Describing her own consent forms, she noted, "It's not enough that patients sign at the very bottom of removed pages of small print. They have to sign next to each potential complication and initial it. It has to be witnessed by someone and time stamped. These are critical aspects." She advised checking with an attorney for the best relevant advice.

▸ Educate patients about common side effects. To help reduce the occurrence of purpura, Dr. Hirsch advises patients to eat a lot of pineapple preprocedure, because it contains bromelain. Another option is to take five tablets of arnica, a substance commonly used for muscle pain and bruising, the night before the procedure and another five on the day of the procedure.
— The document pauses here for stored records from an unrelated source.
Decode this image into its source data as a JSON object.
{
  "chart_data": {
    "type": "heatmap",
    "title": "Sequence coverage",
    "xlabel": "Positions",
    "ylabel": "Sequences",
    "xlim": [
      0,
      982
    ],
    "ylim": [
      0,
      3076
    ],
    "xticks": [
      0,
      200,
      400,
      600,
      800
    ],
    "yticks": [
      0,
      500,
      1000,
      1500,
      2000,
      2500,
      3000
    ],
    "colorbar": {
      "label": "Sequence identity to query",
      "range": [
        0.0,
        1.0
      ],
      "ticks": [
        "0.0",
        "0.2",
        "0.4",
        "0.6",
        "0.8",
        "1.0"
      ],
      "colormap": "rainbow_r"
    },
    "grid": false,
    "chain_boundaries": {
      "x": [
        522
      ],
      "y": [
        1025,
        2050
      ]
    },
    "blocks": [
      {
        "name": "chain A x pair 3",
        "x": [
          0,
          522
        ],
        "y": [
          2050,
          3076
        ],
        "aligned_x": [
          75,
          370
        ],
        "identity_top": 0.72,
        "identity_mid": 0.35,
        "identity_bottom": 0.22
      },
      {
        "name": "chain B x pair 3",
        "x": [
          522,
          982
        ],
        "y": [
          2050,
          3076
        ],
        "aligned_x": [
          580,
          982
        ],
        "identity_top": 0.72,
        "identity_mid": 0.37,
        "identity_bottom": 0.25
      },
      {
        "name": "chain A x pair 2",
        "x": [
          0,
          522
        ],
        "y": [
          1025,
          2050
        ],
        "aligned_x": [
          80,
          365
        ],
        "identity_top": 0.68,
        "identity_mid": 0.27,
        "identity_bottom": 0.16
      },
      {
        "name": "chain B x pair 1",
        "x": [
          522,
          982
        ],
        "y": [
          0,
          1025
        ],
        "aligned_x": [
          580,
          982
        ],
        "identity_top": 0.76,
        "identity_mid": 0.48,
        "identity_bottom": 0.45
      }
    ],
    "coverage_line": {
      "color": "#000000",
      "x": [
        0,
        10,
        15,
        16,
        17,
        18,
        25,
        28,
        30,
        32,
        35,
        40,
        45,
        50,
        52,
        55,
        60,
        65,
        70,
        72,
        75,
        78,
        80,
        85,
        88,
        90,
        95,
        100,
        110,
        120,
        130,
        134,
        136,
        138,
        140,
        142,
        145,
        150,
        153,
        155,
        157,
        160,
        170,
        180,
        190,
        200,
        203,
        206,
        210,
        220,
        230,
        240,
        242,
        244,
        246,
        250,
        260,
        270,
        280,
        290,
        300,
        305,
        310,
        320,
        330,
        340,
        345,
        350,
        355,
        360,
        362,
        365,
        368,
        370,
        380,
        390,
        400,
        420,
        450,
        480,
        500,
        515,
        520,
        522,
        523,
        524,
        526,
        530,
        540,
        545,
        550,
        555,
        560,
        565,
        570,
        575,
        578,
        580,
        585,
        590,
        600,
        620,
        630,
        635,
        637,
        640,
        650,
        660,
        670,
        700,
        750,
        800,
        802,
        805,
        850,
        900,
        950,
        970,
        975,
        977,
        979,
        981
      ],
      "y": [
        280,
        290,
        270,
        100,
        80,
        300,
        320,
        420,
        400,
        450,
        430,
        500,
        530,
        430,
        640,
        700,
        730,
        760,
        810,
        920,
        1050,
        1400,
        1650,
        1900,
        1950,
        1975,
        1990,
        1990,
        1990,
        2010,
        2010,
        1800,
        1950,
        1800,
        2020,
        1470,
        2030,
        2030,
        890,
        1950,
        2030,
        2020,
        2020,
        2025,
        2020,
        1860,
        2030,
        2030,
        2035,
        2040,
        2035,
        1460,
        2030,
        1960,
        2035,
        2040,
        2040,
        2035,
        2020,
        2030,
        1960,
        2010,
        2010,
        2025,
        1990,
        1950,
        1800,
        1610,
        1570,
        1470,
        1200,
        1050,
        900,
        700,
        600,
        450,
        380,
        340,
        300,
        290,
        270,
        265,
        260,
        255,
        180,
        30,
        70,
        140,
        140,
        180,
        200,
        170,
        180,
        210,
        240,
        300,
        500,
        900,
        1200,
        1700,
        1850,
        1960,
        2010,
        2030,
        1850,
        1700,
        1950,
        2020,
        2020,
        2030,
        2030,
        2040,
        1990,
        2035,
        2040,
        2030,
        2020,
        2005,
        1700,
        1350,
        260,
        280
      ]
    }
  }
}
Other ways to minimize bruising include applying pressure during and immediately following the injections, using topical anesthesia, mixing the filler with collagen products to stabilize platelets, adding a lidocaine wash to injectables that do not contain an anticoagulant, and using the "push ahead" technique, whereby you get the needle tip to the plane and extrude the needle ahead of the tip. By using this technique, which Dr. Hirsch attributes to Dr. Jean Carruthers, one allows the product rather than the sharp edge of the needle to create the injection plane for the product, thereby reducing tissue trauma (Dermatol. Surg. 2005;31:1604-12).

Should evidence of infection develop after the procedure, incise and drain the abscess as rapidly as possible. Culture the patient for both routine and atypical bacteria and prescribe a course of empiric antibiotics followed by specific antibiotics. "Follow up on those cultures," Dr. Hirsch advised.

If blanching or pain occurs at the injection site, stop immediately, because this can be the only sign of an impending vascular injury. Immediate administration of heat, massage, and nitroglycerin paste helps minimize or reverse permanent injury. A recent case report demonstrated that immediate administration of hyaluronidase can also be of great value (J. Drugs Dermatol. 2007;6:325-8). Once the vascular accident is managed, consider treatment with a pulsed-dye laser or intense pulsed light to improve discoloration.

Dr. Hirsch had no conflicts to disclose relevant to her presentation.